Friday, February 6, 2015

Fromage Fridays #15: Werewolf: The Beast Among Us


Something about a monster in a village or something?



The human mind is conditioned to associate given words with corresponding concepts or imagery; cold to snow, hot to fire, etc.

I now associate the terms such as convoluted, contrived and boring with “Werewolf: The Beast Among Us,” 90 minutes of 12 different intersecting subplots, none of which have anything to say.
From what I could actually discern and retain from the confusing and repetitive stupor of a viewing, the film follows a young man with ambitions of being a doctor, who joins a group of Victorian era looking werewolf hunters led by Manny from “Scarface,” who plays an American cowboy, after his village finds itself the victim of a werewolf attack.
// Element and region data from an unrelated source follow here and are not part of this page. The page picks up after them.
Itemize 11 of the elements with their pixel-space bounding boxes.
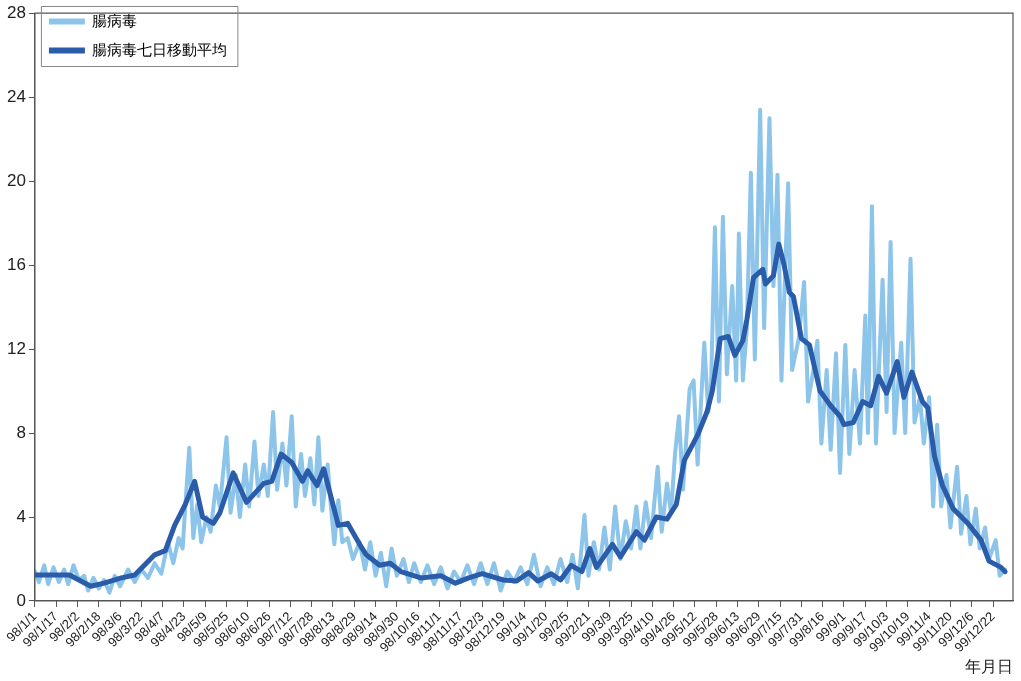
- y-tick-label: 16: [6, 254, 26, 274]
- x-axis-title: 年月日: [965, 657, 1013, 675]
- y-tick-label: 28: [6, 2, 26, 22]
- y-tick-label: 20: [6, 170, 26, 190]
- legend-label: 腸病毒七日移動平均: [92, 40, 228, 58]
- y-tick-label: 24: [6, 86, 26, 106]
- y-tick-label: 12: [6, 338, 26, 358]
- legend-label: 腸病毒: [92, 11, 138, 29]
- y-tick-label: 4: [16, 506, 26, 526]
- y-tick-label: 8: [16, 422, 26, 442]
- y-tick-label: 0: [16, 590, 26, 610]
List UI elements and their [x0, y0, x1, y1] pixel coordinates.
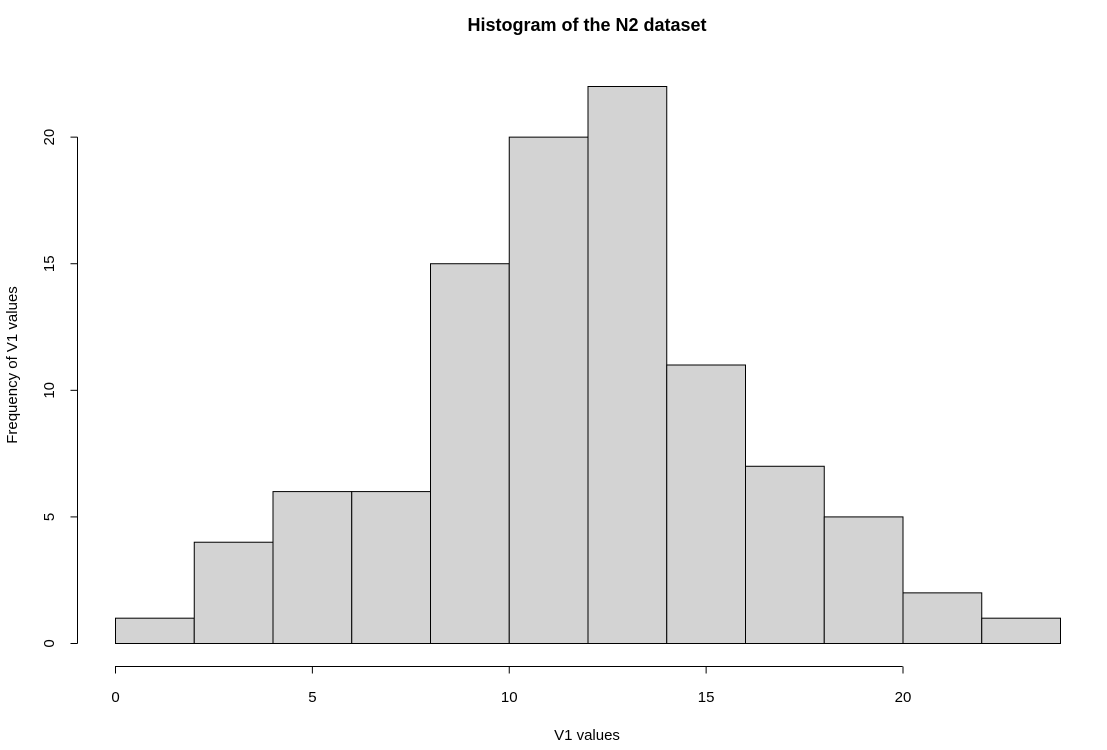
x-tick-label: 20 — [895, 689, 912, 706]
histogram-bar — [587, 86, 668, 644]
histogram-bar — [508, 136, 589, 645]
histogram-bar — [745, 465, 825, 645]
bars-group — [115, 86, 1061, 645]
x-axis-title: V1 values — [554, 727, 620, 744]
histogram-bar — [981, 617, 1061, 645]
y-tick-label: 15 — [41, 255, 58, 272]
chart-title: Histogram of the N2 dataset — [467, 15, 706, 35]
histogram-bar — [115, 617, 195, 645]
y-axis-title: Frequency of V1 values — [4, 286, 21, 444]
y-tick-label: 5 — [41, 513, 58, 521]
histogram-bar — [666, 364, 746, 644]
y-tick-label: 20 — [41, 129, 58, 146]
x-tick-label: 5 — [308, 689, 316, 706]
x-axis: 0 5 10 15 20 — [111, 666, 912, 706]
x-tick-label: 15 — [698, 689, 715, 706]
y-tick-label: 10 — [41, 382, 58, 399]
y-tick-label: 0 — [41, 639, 58, 647]
histogram-bar — [823, 516, 904, 645]
x-tick-label: 10 — [501, 689, 518, 706]
histogram-bar — [193, 541, 274, 645]
y-axis: 0 5 10 15 20 — [41, 129, 78, 648]
histogram-bar — [351, 491, 431, 644]
histogram-bar — [272, 491, 353, 644]
x-tick-label: 0 — [111, 689, 119, 706]
histogram-bar — [430, 263, 510, 644]
histogram-bar — [902, 592, 983, 645]
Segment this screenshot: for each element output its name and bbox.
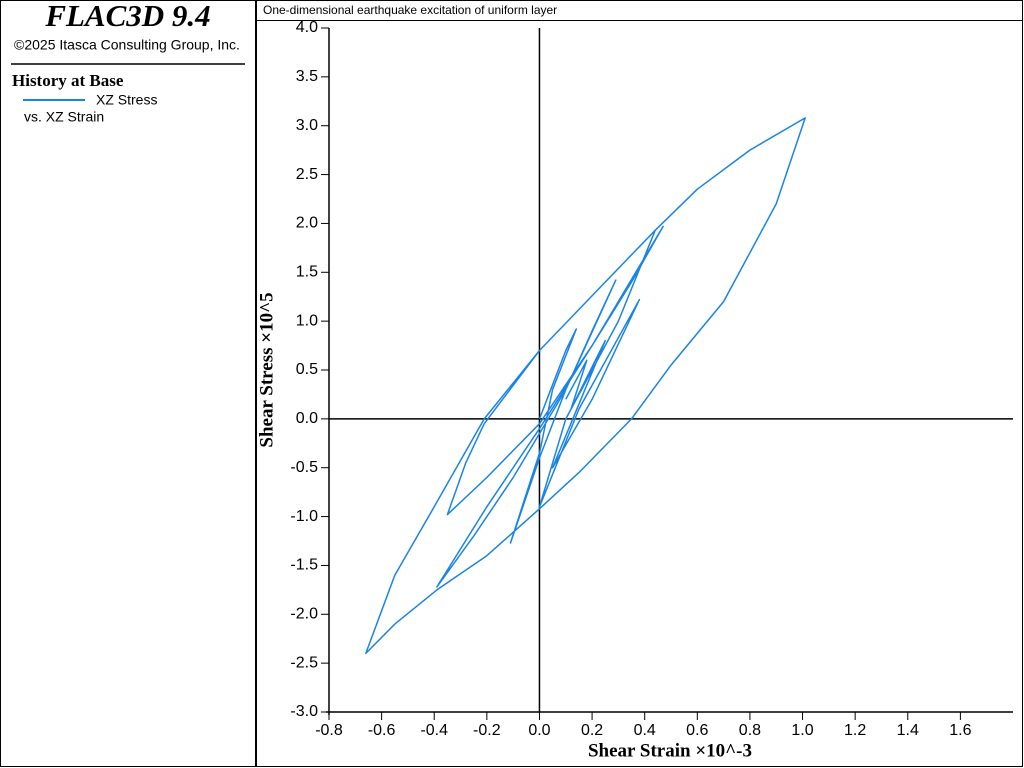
y-tick-label: 1.0 [296,312,318,329]
x-tick-label: 1.4 [897,722,919,739]
app-title: FLAC3D 9.4 [44,0,210,33]
legend-label: XZ Stress [96,92,157,108]
y-tick-label: 4.0 [296,19,318,36]
x-tick-label: 1.0 [791,722,813,739]
y-tick-label: -2.0 [290,606,318,623]
x-tick-label: 0.4 [634,722,656,739]
chart-title: One-dimensional earthquake excitation of… [263,3,557,17]
x-tick-label: 1.6 [949,722,971,739]
y-tick-label: 2.5 [296,166,318,183]
title-box [256,0,1023,21]
copyright: ©2025 Itasca Consulting Group, Inc. [14,37,240,53]
y-tick-label: 2.0 [296,215,318,232]
x-tick-label: 0.6 [686,722,708,739]
y-tick-label: 3.0 [296,117,318,134]
legend-subtitle: vs. XZ Strain [24,109,104,125]
x-tick-label: -0.4 [420,722,448,739]
y-tick-label: -1.0 [290,508,318,525]
y-tick-label: -3.0 [290,703,318,720]
x-tick-label: -0.6 [368,722,396,739]
legend-title: History at Base [12,71,124,90]
y-tick-label: 0.5 [296,361,318,378]
y-tick-label: -2.5 [290,654,318,671]
x-axis-label: Shear Strain ×10^-3 [588,740,752,761]
side-panel [0,0,256,767]
x-tick-label: 1.2 [844,722,866,739]
y-axis-label: Shear Stress ×10^5 [256,292,277,447]
x-tick-label: -0.2 [473,722,501,739]
plot-panel [256,0,1023,767]
x-tick-label: -0.8 [315,722,343,739]
x-tick-label: 0.2 [581,722,603,739]
y-tick-label: 1.5 [296,264,318,281]
data-line [365,117,806,655]
y-tick-label: -0.5 [290,459,318,476]
x-tick-label: 0.0 [528,722,550,739]
y-tick-label: -1.5 [290,557,318,574]
y-tick-label: 0.0 [296,410,318,427]
y-tick-label: 3.5 [296,68,318,85]
x-tick-label: 0.8 [739,722,761,739]
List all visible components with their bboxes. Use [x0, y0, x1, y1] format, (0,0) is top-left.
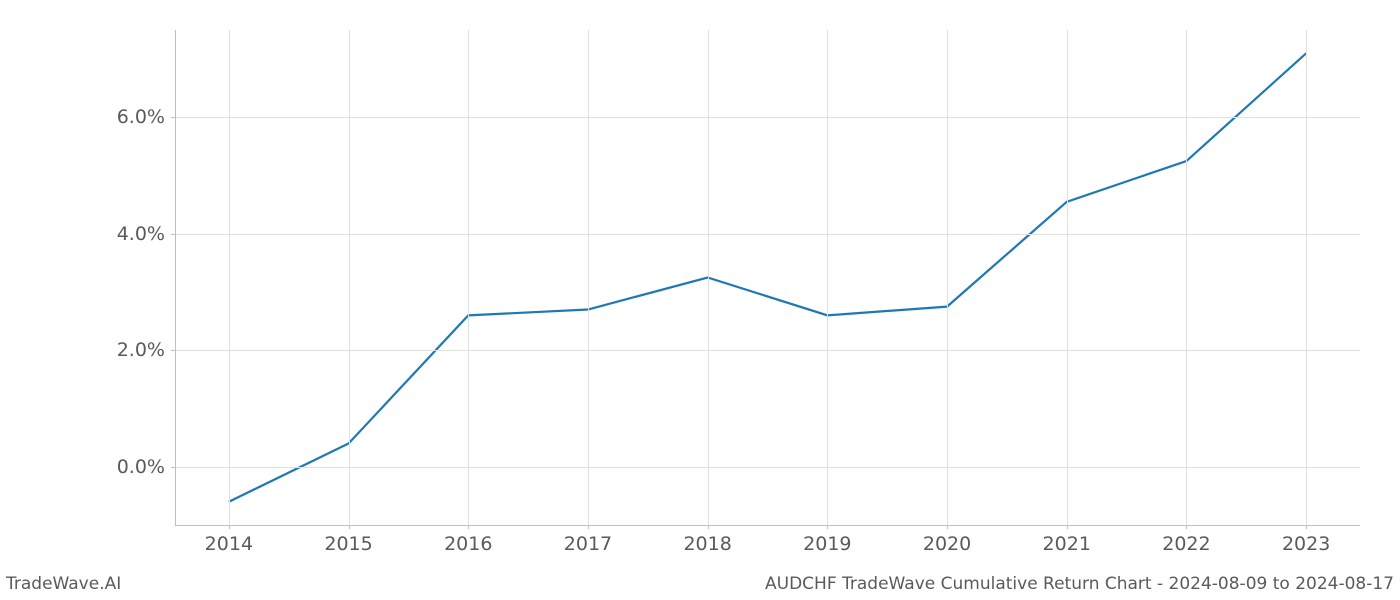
- x-tick-label: 2019: [803, 533, 851, 555]
- grid-line-vertical: [349, 30, 350, 525]
- grid-line-vertical: [1067, 30, 1068, 525]
- y-tick-label: 2.0%: [117, 339, 165, 361]
- x-tick-label: 2017: [564, 533, 612, 555]
- grid-line-vertical: [708, 30, 709, 525]
- footer-right-text: AUDCHF TradeWave Cumulative Return Chart…: [765, 574, 1394, 594]
- x-tick-label: 2015: [324, 533, 372, 555]
- grid-line-vertical: [827, 30, 828, 525]
- y-tick-mark: [171, 234, 175, 235]
- cumulative-return-line: [229, 53, 1306, 501]
- x-tick-label: 2022: [1162, 533, 1210, 555]
- x-tick-label: 2020: [923, 533, 971, 555]
- x-tick-label: 2016: [444, 533, 492, 555]
- grid-line-vertical: [1186, 30, 1187, 525]
- grid-line-horizontal: [175, 467, 1360, 468]
- x-axis-spine: [175, 525, 1360, 526]
- x-tick-mark: [1186, 525, 1187, 529]
- grid-line-vertical: [588, 30, 589, 525]
- grid-line-vertical: [1306, 30, 1307, 525]
- grid-line-vertical: [947, 30, 948, 525]
- y-tick-label: 6.0%: [117, 106, 165, 128]
- y-tick-mark: [171, 350, 175, 351]
- x-tick-mark: [468, 525, 469, 529]
- x-tick-label: 2023: [1282, 533, 1330, 555]
- plot-area: [175, 30, 1360, 525]
- grid-line-horizontal: [175, 350, 1360, 351]
- chart-container: TradeWave.AI AUDCHF TradeWave Cumulative…: [0, 0, 1400, 600]
- x-tick-mark: [1067, 525, 1068, 529]
- x-tick-mark: [229, 525, 230, 529]
- x-tick-mark: [827, 525, 828, 529]
- y-tick-mark: [171, 467, 175, 468]
- grid-line-vertical: [229, 30, 230, 525]
- grid-line-horizontal: [175, 117, 1360, 118]
- x-tick-mark: [947, 525, 948, 529]
- x-tick-mark: [349, 525, 350, 529]
- footer-left-text: TradeWave.AI: [6, 574, 121, 594]
- y-axis-spine: [175, 30, 176, 525]
- grid-line-vertical: [468, 30, 469, 525]
- y-tick-mark: [171, 117, 175, 118]
- x-tick-label: 2014: [205, 533, 253, 555]
- grid-line-horizontal: [175, 234, 1360, 235]
- y-tick-label: 4.0%: [117, 223, 165, 245]
- y-tick-label: 0.0%: [117, 456, 165, 478]
- line-chart-svg: [175, 30, 1360, 525]
- x-tick-mark: [1306, 525, 1307, 529]
- x-tick-label: 2018: [683, 533, 731, 555]
- x-tick-mark: [708, 525, 709, 529]
- x-tick-label: 2021: [1043, 533, 1091, 555]
- x-tick-mark: [588, 525, 589, 529]
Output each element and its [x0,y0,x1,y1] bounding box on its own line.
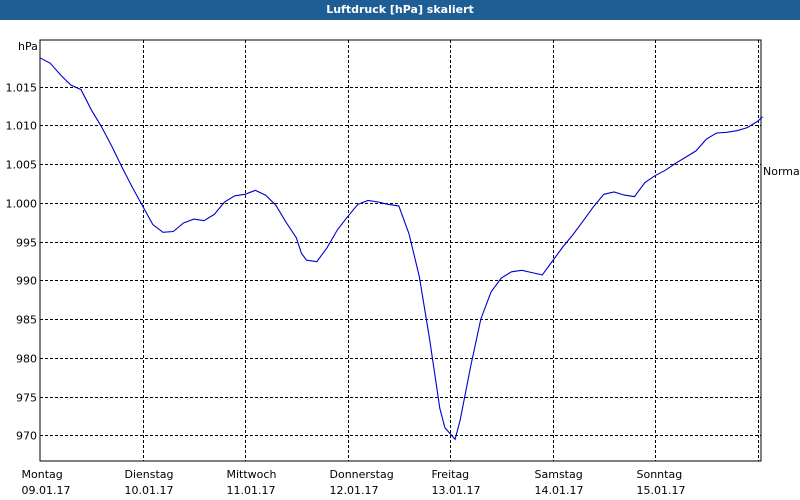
pressure-chart: 970 975 980 985 990 995 1.000 1.005 1.010 1.015 M… [6,39,800,497]
x-tick-day-label: Donnerstag [330,468,394,481]
x-tick-date-label: 11.01.17 [227,484,276,497]
y-tick-label: 1.010 [6,120,38,133]
x-tick-day-label: Freitag [432,468,470,481]
y-tick-label: 980 [16,353,37,366]
y-tick-label: 1.015 [6,82,38,95]
x-tick-day-label: Samstag [535,468,583,481]
x-tick-date-label: 12.01.17 [330,484,379,497]
y-tick-label: 985 [16,314,37,327]
y-tick-label: 1.005 [6,159,38,172]
y-tick-label: 995 [16,237,37,250]
x-tick-date-label: 15.01.17 [637,484,686,497]
pressure-series-line [39,57,763,441]
y-axis-ticks: 970 975 980 985 990 995 1.000 1.005 1.010 1.015 [6,82,38,443]
plot-frame [39,39,762,462]
x-tick-date-label: 09.01.17 [22,484,71,497]
y-tick-label: 970 [16,430,37,443]
x-axis-ticks: Montag 09.01.17 Dienstag 10.01.17 Mittwoch 11… [22,468,686,497]
x-tick-day-label: Mittwoch [227,468,277,481]
x-tick-day-label: Sonntag [637,468,683,481]
y-tick-label: 975 [16,392,37,405]
y-tick-label: 990 [16,275,37,288]
x-tick-date-label: 13.01.17 [432,484,481,497]
normal-reference-label: Normal [763,165,800,178]
x-tick-day-label: Dienstag [125,468,174,481]
y-tick-label: 1.000 [6,198,38,211]
grid-lines [40,40,761,461]
x-tick-day-label: Montag [22,468,63,481]
x-tick-date-label: 14.01.17 [535,484,584,497]
y-axis-label: hPa [18,40,38,53]
chart-title: Luftdruck [hPa] skaliert [0,0,800,20]
x-tick-date-label: 10.01.17 [125,484,174,497]
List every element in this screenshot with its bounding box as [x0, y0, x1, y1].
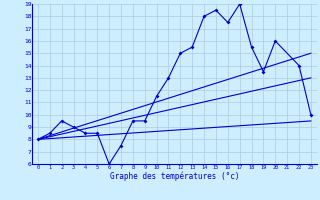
X-axis label: Graphe des températures (°c): Graphe des températures (°c) — [110, 171, 239, 181]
Boiling the movie down to even that was a chore that I hope to not have to repeat often in the near future.

“Werewolf: The Beast Among Us” may be one of the busiest films that I have ever seen in my life. Forgoing the route of following a strong central thread to its plot of weeding out the werewolf among the people, the film instead opts to pile on subplots and smaller stories focused on the village citizens that would have ordinarily been extras in traditional horror movies.

While the format is an admirable effort to diverge from formula, its payoff is unfortunately not so much disappointing as it is nonexistent.

The numerous plot threads that are only tangentially connected to the grand mystery don’t really conclude; they just stop, which only serves to muddle a narrative that was rather dull to begin with. Maybe these divergences would have had more impact if the performances were even the least bit memorable but nobody in this film goes beyond the call of duty. Everybody showed up, did their job, took their check and left the same amount of impact one would expect extras on a film to leave, minus the greater sense of irritation at having to watch them for a longer stretch of time than they should be allowed onscreen.

Payoff in this movie was almost entirely reliant on forming a connection with the narrative that simply never grows thanks to the bland writing and weak direction swirling into one giant bore.

I really wanted to give “Werewolf: The Beast Among Us” a chance too. The narrative bored me to tears so badly that I actually fell asleep somewhere in the middle of it. Assuming the lack of logic that occurred throughout the remainder of the film required the missing details, I actually rewatched the film in its entirety the following day only to discover that the 7 minutes I missed were nothing more than perspective shifts to characters that have no resolution by the end of the movie.

In its final 20 minutes the mystery does admittedly begin to come to a head in such a way that is actually somewhat clever but its ultimately too little too late, which is a true shame. With all of the money that went into the production design, the filmmakers clearly had sincere intentions.

Regardless of the A that I can give it for effort however, that doesn't change the fact that the only thing that I remember about “Werewolf: The Beast Among Us” just 1 day after a second viewing is how brutally dull it is regardless of its occasionally shining moments.


½ Shatner


Bottom Line: There was a good concept in here somewhere but it’s just not worth sitting through what went wrong to see it in action.